Build A Meal 2 – Three-Course Veggieful

Okay, there’s quite a bit of chopping going into this meal, but it’s worth the taste of tons of fresh vegetables.

Appetizer/Soup

Tomato Vegetable Soup

Main Course

Creamy Asparagus Penne

Salad/Side

Masoor Dhal Salad

Dessert (pick one)

Let’s go with the simple and healthy here… fruit salad.  You want to be a little bit unhealthy?  Add a dollop of whipped cream or ice cream or mascarpone cheese creamed with a little honey and lemon zest.

OR

For something quick and warm, try out my Sweet Pastry Bites.

Carrot Lentil Tahini Soup

Ingredients

1 tbsp olive oil

1 medium onion, diced

2 stalks celery, diced

4 to 5 large carrots, diced

1 tsp ground cumin

1 tbsp crushed red pepper flakes

1 1/2 cups red lentils (masoor dhal)

1 quart vegetable stock or water

1/4 cup fresh cilantro, chopped

2 tbsp tahini (sesame) paste

Salt & pepper to taste

Directions

1.  Saute onions, celery and carrots in oil until just starting to soften.  Add lentils, spices, herbs and vegetable stock.  Mix well and bring to a boil.  Lower heat and simmer, uncovered, until the lentils are soft and the carrots cooked through (about 30 minutes).

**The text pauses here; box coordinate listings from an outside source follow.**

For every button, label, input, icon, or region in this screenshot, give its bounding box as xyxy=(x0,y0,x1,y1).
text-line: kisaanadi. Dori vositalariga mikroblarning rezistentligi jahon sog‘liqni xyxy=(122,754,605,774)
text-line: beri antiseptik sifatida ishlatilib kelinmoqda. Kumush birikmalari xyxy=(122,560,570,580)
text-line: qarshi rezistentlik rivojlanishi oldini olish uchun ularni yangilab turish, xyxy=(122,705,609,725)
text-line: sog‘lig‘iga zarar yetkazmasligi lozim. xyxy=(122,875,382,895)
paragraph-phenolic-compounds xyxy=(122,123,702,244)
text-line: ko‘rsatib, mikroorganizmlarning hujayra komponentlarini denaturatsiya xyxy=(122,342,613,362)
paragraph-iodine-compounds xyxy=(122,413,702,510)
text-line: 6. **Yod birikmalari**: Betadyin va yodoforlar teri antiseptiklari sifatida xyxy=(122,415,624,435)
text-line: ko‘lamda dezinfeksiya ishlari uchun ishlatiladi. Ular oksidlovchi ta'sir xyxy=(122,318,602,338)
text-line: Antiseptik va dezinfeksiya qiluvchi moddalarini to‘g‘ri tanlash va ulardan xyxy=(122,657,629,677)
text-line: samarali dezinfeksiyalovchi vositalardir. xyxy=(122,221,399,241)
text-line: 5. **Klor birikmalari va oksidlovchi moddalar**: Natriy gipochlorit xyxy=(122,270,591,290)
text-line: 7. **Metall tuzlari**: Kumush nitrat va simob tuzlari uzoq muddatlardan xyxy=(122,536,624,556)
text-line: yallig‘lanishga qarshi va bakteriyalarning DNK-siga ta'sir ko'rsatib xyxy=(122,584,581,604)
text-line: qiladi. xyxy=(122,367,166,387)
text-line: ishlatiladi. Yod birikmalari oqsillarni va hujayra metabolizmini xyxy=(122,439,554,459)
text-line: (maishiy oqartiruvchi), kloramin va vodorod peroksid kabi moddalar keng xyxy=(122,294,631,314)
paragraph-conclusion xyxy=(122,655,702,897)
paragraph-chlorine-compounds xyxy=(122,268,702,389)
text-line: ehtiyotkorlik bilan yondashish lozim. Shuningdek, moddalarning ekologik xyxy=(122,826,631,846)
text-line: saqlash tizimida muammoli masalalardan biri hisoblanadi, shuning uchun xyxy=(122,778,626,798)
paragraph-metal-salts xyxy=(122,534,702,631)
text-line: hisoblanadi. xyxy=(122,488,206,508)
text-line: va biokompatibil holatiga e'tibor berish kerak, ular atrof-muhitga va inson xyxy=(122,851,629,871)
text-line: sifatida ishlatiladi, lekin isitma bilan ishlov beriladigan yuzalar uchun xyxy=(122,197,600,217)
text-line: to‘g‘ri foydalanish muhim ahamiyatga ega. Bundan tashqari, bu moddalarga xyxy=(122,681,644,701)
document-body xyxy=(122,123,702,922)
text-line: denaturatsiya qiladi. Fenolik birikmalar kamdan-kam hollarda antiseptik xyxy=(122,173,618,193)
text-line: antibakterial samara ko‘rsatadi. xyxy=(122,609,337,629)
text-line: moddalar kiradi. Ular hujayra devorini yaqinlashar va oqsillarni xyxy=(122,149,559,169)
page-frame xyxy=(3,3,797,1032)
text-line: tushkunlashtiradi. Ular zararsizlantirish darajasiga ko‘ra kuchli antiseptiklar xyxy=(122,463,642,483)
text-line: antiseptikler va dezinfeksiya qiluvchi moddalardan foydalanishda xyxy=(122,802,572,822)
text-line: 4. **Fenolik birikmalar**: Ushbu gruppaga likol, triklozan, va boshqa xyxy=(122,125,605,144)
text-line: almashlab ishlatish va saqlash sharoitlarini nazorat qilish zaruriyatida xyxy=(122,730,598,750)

2.  Remove from heat.  Stir in the cilantro and tahini paste.  Puree using an immersion blender or, in batches, in a blender.

3.  Return to heat.  Adjust seasonings.  Bring to a simmer.  Serve hot, garnished with some more fresh cilantro.

Masoor Dhal Salad

Ingredients

1 cup whole masoor dhal (red lentils)

2 plum tomatoes, seeded and diced

1/2 cup cucumber, seeded and diced

4 scallions, both white and green parts, diced (feel free to swap out for finely chopped red onion for stronger flavor)

1/2 cup fresh parsley, chopped

1 tbsp olive oil

1 tbsp fresh lemon juice

Salt & pepper to taste

Directions

1.  Cook masoor dhal in water until just done.  Do not overcook as the dhal will become mushy.  Drain and set aside to cool.

2.  In a large bowl, mix the tomatoes, cucumber, scallions, parsley, olive oil, lemon juice and salt & pepper.  Allow to rest for 10 to 15 minutes, stirring a few times.

3.  When the masoor dhal is cool, combine with the veggie mixture.  Serve at room temperature, or refrigerate and serve cold.